The client, an East Coast medical device company, is a supplier of test kits used to detect specific medical conditions.

They were concerned about GS1 Healthcare compliance in their shipping container barcoding number assignments to products, including sale units and shipping containers. The numbering system they have in place has come from all directions. Their European distributors had assigned some of their numbers, and they weren’t sure whether they had ever been “registered”. Other numbers were from a legacy database they’ve used for years.

Shipping Container Barcoding has no intrinsic logic– just differentiate packaging levels

Shipping container barcoding was also confusing to the client because the same product is packaged in several different ways, depending upon where it was being shipped. Sometimes the sale unit was packaged in a 12 pack inner carton, then in a 4 pack master carton. At other times, the several different sale units would be bundled together in a sample kit which became a new sale unit, which was then packaged in an 8 pack inner carton and then in a 6 pack master carton. Still other customers required different configurations of packaging, some recurring, some not. How should the shipping container barcoding for these various packaging schemes be numbered and how are all the trading partners made aware of the total system? Also, the client didn’t have any sort of procedure in place to notify trading partners of packaging identification.
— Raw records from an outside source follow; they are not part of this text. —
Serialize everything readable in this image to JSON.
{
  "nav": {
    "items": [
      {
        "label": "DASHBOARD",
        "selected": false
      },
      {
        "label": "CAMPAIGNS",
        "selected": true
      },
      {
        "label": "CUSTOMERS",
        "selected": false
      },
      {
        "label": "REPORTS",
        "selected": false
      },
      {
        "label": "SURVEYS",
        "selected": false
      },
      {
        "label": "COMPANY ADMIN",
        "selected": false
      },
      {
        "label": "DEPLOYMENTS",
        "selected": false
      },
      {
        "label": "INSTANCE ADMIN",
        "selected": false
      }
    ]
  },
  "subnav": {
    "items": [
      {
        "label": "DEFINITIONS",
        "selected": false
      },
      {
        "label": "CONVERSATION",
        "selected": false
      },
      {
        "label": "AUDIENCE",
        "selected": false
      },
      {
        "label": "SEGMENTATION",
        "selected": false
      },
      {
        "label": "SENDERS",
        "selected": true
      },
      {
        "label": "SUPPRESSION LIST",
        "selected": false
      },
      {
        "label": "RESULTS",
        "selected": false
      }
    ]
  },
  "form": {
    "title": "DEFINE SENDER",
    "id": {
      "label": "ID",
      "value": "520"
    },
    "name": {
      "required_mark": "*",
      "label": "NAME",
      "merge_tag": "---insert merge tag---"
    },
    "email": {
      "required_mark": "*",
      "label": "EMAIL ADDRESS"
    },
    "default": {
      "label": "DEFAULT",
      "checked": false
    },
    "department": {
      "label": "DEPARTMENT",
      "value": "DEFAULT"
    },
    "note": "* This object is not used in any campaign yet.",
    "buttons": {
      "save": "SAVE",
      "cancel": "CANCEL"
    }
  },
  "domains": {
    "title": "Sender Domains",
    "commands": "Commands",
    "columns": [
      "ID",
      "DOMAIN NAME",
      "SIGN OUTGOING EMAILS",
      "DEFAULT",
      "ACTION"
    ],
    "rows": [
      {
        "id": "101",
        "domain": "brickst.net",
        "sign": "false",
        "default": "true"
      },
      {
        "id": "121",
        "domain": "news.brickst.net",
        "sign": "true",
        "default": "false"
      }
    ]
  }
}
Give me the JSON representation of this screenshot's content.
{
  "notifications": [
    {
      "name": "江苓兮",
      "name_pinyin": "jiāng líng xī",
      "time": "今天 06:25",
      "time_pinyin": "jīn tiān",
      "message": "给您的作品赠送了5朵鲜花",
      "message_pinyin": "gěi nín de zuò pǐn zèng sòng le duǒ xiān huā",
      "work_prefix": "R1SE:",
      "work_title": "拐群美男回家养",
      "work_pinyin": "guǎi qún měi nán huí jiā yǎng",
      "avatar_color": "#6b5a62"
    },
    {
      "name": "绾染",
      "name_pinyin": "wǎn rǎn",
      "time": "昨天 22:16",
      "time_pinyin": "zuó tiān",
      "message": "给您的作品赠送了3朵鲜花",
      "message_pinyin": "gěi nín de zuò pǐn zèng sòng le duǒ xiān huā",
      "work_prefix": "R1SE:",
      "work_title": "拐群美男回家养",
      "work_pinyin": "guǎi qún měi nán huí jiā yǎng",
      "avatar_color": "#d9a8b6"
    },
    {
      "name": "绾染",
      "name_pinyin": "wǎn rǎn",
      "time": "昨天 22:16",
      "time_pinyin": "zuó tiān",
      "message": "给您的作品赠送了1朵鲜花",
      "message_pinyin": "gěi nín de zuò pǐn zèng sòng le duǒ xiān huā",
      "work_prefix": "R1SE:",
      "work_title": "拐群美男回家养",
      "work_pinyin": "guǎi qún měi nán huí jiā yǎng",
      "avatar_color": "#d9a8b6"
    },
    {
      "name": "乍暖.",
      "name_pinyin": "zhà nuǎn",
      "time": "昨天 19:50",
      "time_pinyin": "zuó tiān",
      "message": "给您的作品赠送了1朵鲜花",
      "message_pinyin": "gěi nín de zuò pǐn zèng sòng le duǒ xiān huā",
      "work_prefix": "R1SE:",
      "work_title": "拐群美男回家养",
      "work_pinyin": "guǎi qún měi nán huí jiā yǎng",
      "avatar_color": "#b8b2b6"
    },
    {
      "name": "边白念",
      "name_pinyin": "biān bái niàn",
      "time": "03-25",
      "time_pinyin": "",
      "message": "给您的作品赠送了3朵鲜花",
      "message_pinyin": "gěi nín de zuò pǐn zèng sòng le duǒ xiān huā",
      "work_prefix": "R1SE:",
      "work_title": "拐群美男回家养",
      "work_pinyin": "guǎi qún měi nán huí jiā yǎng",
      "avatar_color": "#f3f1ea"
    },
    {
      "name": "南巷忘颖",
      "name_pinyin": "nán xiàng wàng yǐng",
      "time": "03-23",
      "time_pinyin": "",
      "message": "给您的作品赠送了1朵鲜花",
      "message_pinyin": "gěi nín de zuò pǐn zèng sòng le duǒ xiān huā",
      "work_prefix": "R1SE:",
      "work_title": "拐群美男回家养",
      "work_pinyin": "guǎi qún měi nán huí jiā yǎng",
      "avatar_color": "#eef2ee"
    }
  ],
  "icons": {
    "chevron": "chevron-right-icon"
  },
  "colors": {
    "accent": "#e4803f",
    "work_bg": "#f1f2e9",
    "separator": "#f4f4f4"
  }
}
The client was also confused about which symbology to use at the item level and at the shipping level. They had been using EAN13 on most of their item level packages, and the client wasn’t sure that was correct. But some customers had insisted on ITF14’s for certain sale item-level packages.

Finally, the contact person at the client location was newly appointed to head the labeling department, where some personnel had worked for a number of years, and were familiar with “the way things have been done”. Whether or not things had been done correctly was unclear.

Don’t attempt to make shipping container barcoding intelligent

The goal for this consultation was to get the client ready for implementing EDI in their trading partner relationships, and to be GS1 Healthcare compliant by the 2013 sunrise dates.

Overall, this was all about GS1 Guidelines and Standards. The challenge for this and many similar companies is to inform a functioning group of people to acquire a common understanding of what is required to make their company compliant. While each member of the team had more than sufficient intelligence to read and understand the GS1 documentation, they didn’t have the time to do this at work, and the team would still need to meet and coalesce their knowledge, ask questions about specific issues concerning them, and establish a foundation of common knowledge and practice for moving forward.

The seminar we presented was a broad overview of the GS1 Healthcare Standards, with a specific examination of how they could adapt (or in some cases, replace) their legacy numbering system into a compliant shipping container barcoding system.

Because the client could only devote several hours of one day to this, we agreed to an open-ended follow-up period during which they would have unlimited access to us for clarifications and questions.

We have made steady progress with several months of ongoing dialog with this client. They are working closely with their trading partners to resolve their legacy number assignment issues. This work is raising some new challenges to make their barcodes do more, such as encoding lot numbers and expiration dates for specific products.

Shipping container barcoding can be confusing–it is simpler than it seems

Each step gets them closer to being ready to implement EDI. The client reports that their trading partners are excited about the progress they have made in shipping container barcoding and how pleased they are at the leadership they are showing as a vendor.